For the next few years at least, most Washington state inmates can forget about having computers in their cells.
Computers - almost mandatory in the American workplace - are seen as a security risk by most state prison officials.
Washington, like several other states, has experimented with letting prisoners buy computers. But in the past four years, officials here as in other states have adopted tougher, no-frills inmate property policies.
Inmates argue that the state already permits most prisoners to own electric typewriters.
“Several people who got out of here ended up doing computer jobs because they had a computer in prison,” said Paul Wright, a convicted murderer in the Monroe Reformatory.
One of them, Ed Mead, left Monroe and now works as computer system manager for Seattle’s Public Defender program.
Both Wright and Mead got their computers in the late 1980s, when the state initiated a test program that was used by 24 prisoners at Monroe.
In 1989, the state halted the program, claiming some inmates were concealing escape plans on floppy disks.
In 1992, after prison-rights advocates mounted a campaign, the state changed its mind again.
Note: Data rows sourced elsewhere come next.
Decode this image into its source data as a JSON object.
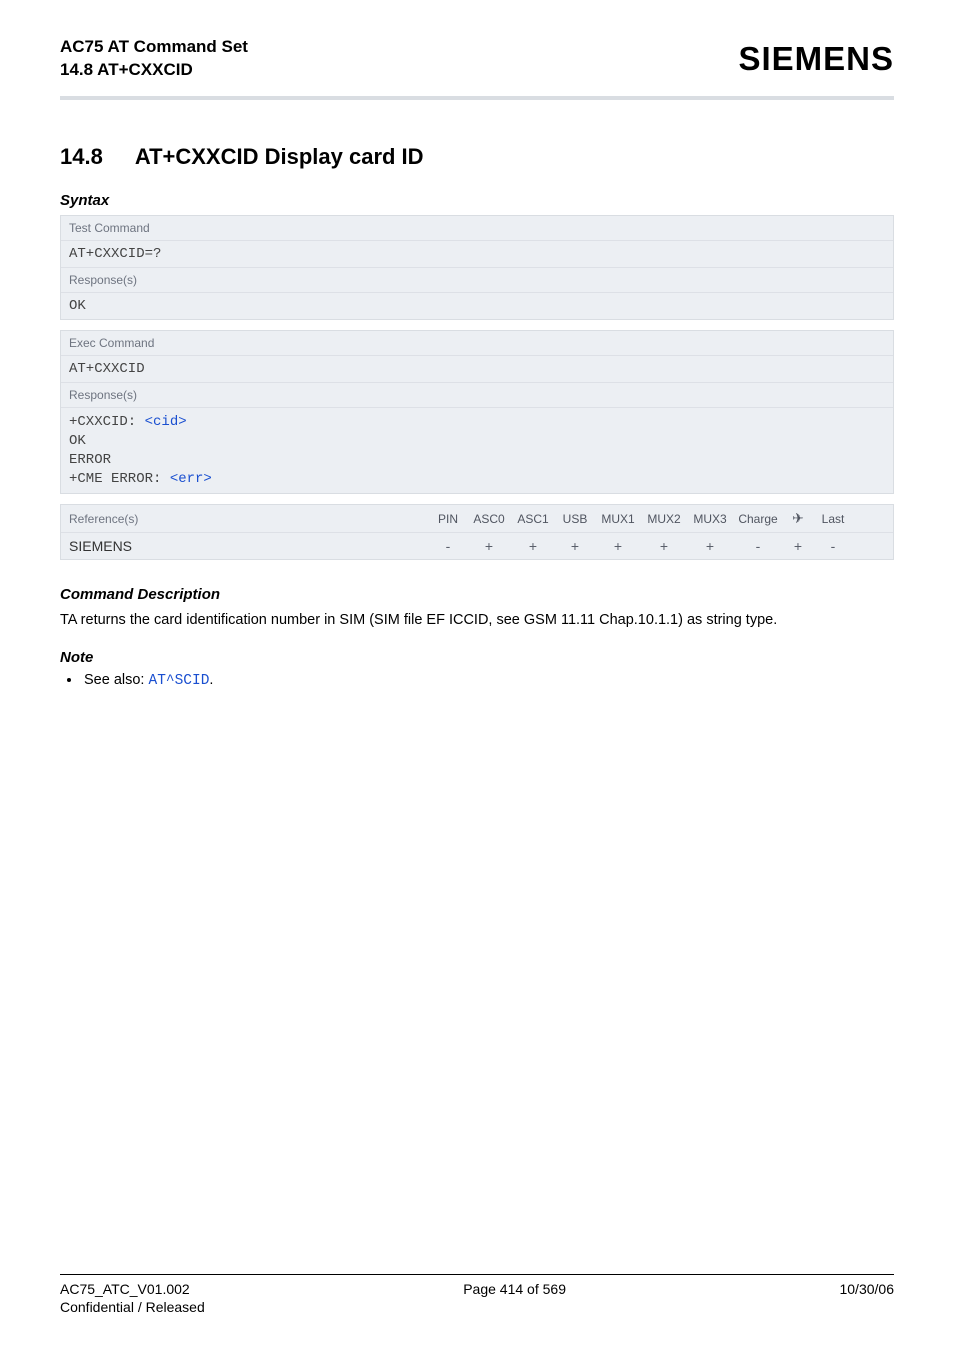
{
  "header": {
    "line1": "AC75 AT Command Set",
    "line2": "14.8 AT+CXXCID",
    "brand": "SIEMENS"
  },
  "section": {
    "number": "14.8",
    "title": "AT+CXXCID   Display card ID"
  },
  "labels": {
    "syntax": "Syntax",
    "test_command": "Test Command",
    "exec_command": "Exec Command",
    "responses": "Response(s)",
    "references": "Reference(s)",
    "command_description": "Command Description",
    "note": "Note"
  },
  "test_block": {
    "cmd": "AT+CXXCID=?",
    "resp1": "OK"
  },
  "exec_block": {
    "cmd": "AT+CXXCID",
    "resp_line1_prefix": "+CXXCID: ",
    "resp_line1_param": "<cid>",
    "resp_line2": "OK",
    "resp_line3": "ERROR",
    "resp_line4_prefix": "+CME ERROR: ",
    "resp_line4_param": "<err>"
  },
  "ref_table": {
    "headers": {
      "pin": "PIN",
      "asc0": "ASC0",
      "asc1": "ASC1",
      "usb": "USB",
      "mux1": "MUX1",
      "mux2": "MUX2",
      "mux3": "MUX3",
      "charge": "Charge",
      "air": "✈",
      "last": "Last"
    },
    "row": {
      "name": "SIEMENS",
      "pin": "-",
      "asc0": "+",
      "asc1": "+",
      "usb": "+",
      "mux1": "+",
      "mux2": "+",
      "mux3": "+",
      "charge": "-",
      "air": "+",
      "last": "-"
    }
  },
  "description": "TA returns the card identification number in SIM (SIM file EF ICCID, see GSM 11.11 Chap.10.1.1) as string type.",
  "note_item": {
    "prefix": "See also: ",
    "link": "AT^SCID",
    "suffix": "."
  },
  "footer": {
    "left": "AC75_ATC_V01.002",
    "center": "Page 414 of 569",
    "right": "10/30/06",
    "left2": "Confidential / Released"
  }
}
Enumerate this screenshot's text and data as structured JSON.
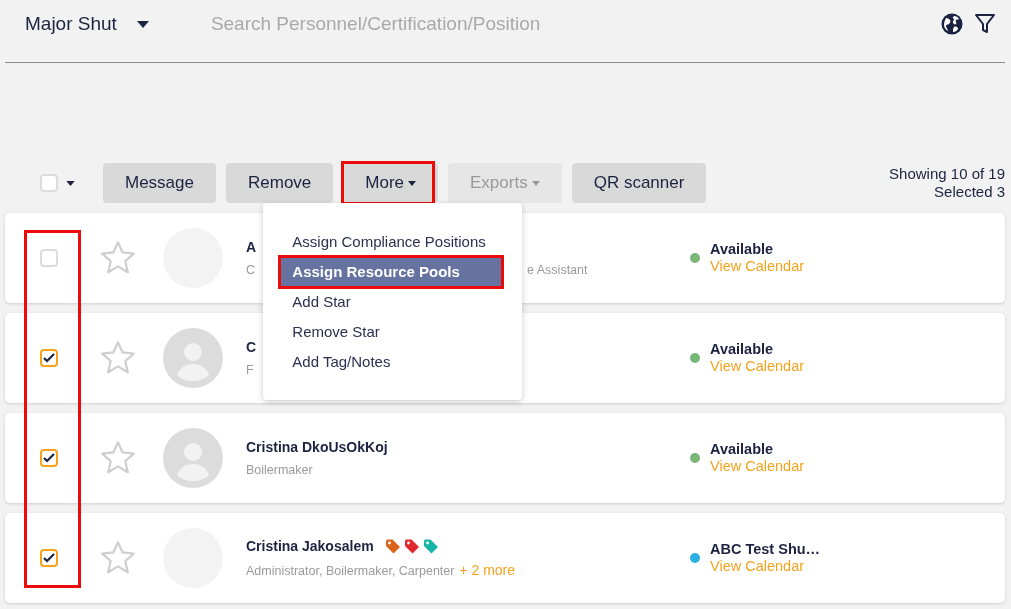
{
  "header": {
    "scope": "Major Shut",
    "search": {
      "placeholder": "Search Personnel/Certification/Position"
    }
  },
  "toolbar": {
    "select_all": {
      "checked": false
    },
    "buttons": [
      {
        "label": "Message",
        "kind": "plain",
        "disabled": false,
        "highlighted": false
      },
      {
        "label": "Remove",
        "kind": "plain",
        "disabled": false,
        "highlighted": false
      },
      {
        "label": "More",
        "kind": "dropdown",
        "disabled": false,
        "highlighted": true
      },
      {
        "label": "Exports",
        "kind": "dropdown",
        "disabled": true,
        "highlighted": false
      },
      {
        "label": "QR scanner",
        "kind": "plain",
        "disabled": false,
        "highlighted": false
      }
    ],
    "showing": "Showing 10 of 19",
    "selected_count": "Selected 3"
  },
  "more_menu": {
    "expanded": true,
    "items": [
      {
        "label": "Assign Compliance Positions",
        "selected": false,
        "highlighted": false
      },
      {
        "label": "Assign Resource Pools",
        "selected": true,
        "highlighted": true
      },
      {
        "label": "Add Star",
        "selected": false,
        "highlighted": false
      },
      {
        "label": "Remove Star",
        "selected": false,
        "highlighted": false
      },
      {
        "label": "Add Tag/Notes",
        "selected": false,
        "highlighted": false
      }
    ]
  },
  "checkboxes_highlighted": true,
  "people": [
    {
      "checked": false,
      "starred": false,
      "avatar": {
        "kind": "blank"
      },
      "name": "A",
      "role": "C",
      "role_tail": "e Assistant",
      "status": "Available",
      "color": "#79b776",
      "calendar": "View Calendar"
    },
    {
      "checked": true,
      "starred": false,
      "avatar": {
        "kind": "silhouette"
      },
      "name": "C",
      "role": "F",
      "status": "Available",
      "color": "#79b776",
      "calendar": "View Calendar"
    },
    {
      "checked": true,
      "starred": false,
      "avatar": {
        "kind": "silhouette"
      },
      "name": "Cristina DkoUsOkKoj",
      "role": "Boilermaker",
      "status": "Available",
      "color": "#79b776",
      "calendar": "View Calendar"
    },
    {
      "checked": true,
      "starred": false,
      "avatar": {
        "kind": "blank"
      },
      "name": "Cristina Jakosalem",
      "role": "Administrator, Boilermaker, Carpenter",
      "tags": [
        {
          "color": "#d9651c"
        },
        {
          "color": "#e0282e"
        },
        {
          "color": "#19b5a9"
        }
      ],
      "more": "+ 2 more",
      "status": "ABC Test Shu…",
      "color": "#2ab0e0",
      "calendar": "View Calendar"
    }
  ]
}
In another trial program, it decided to let 24 Monroe inmates buy computers.
The state requires that the machines have no modems and no game software. Prisoners also can’t have floppy disks in their cells. Violating that rule would mean loss of the computer.
Inside his single-bed, 9-by-6 cell at Monroe, Wright uses his computer and printer to write articles for Prison Legal News, a publication published in Florida every other month.
He also writes letters and prepares legal documents related to his sentence, which runs another six years.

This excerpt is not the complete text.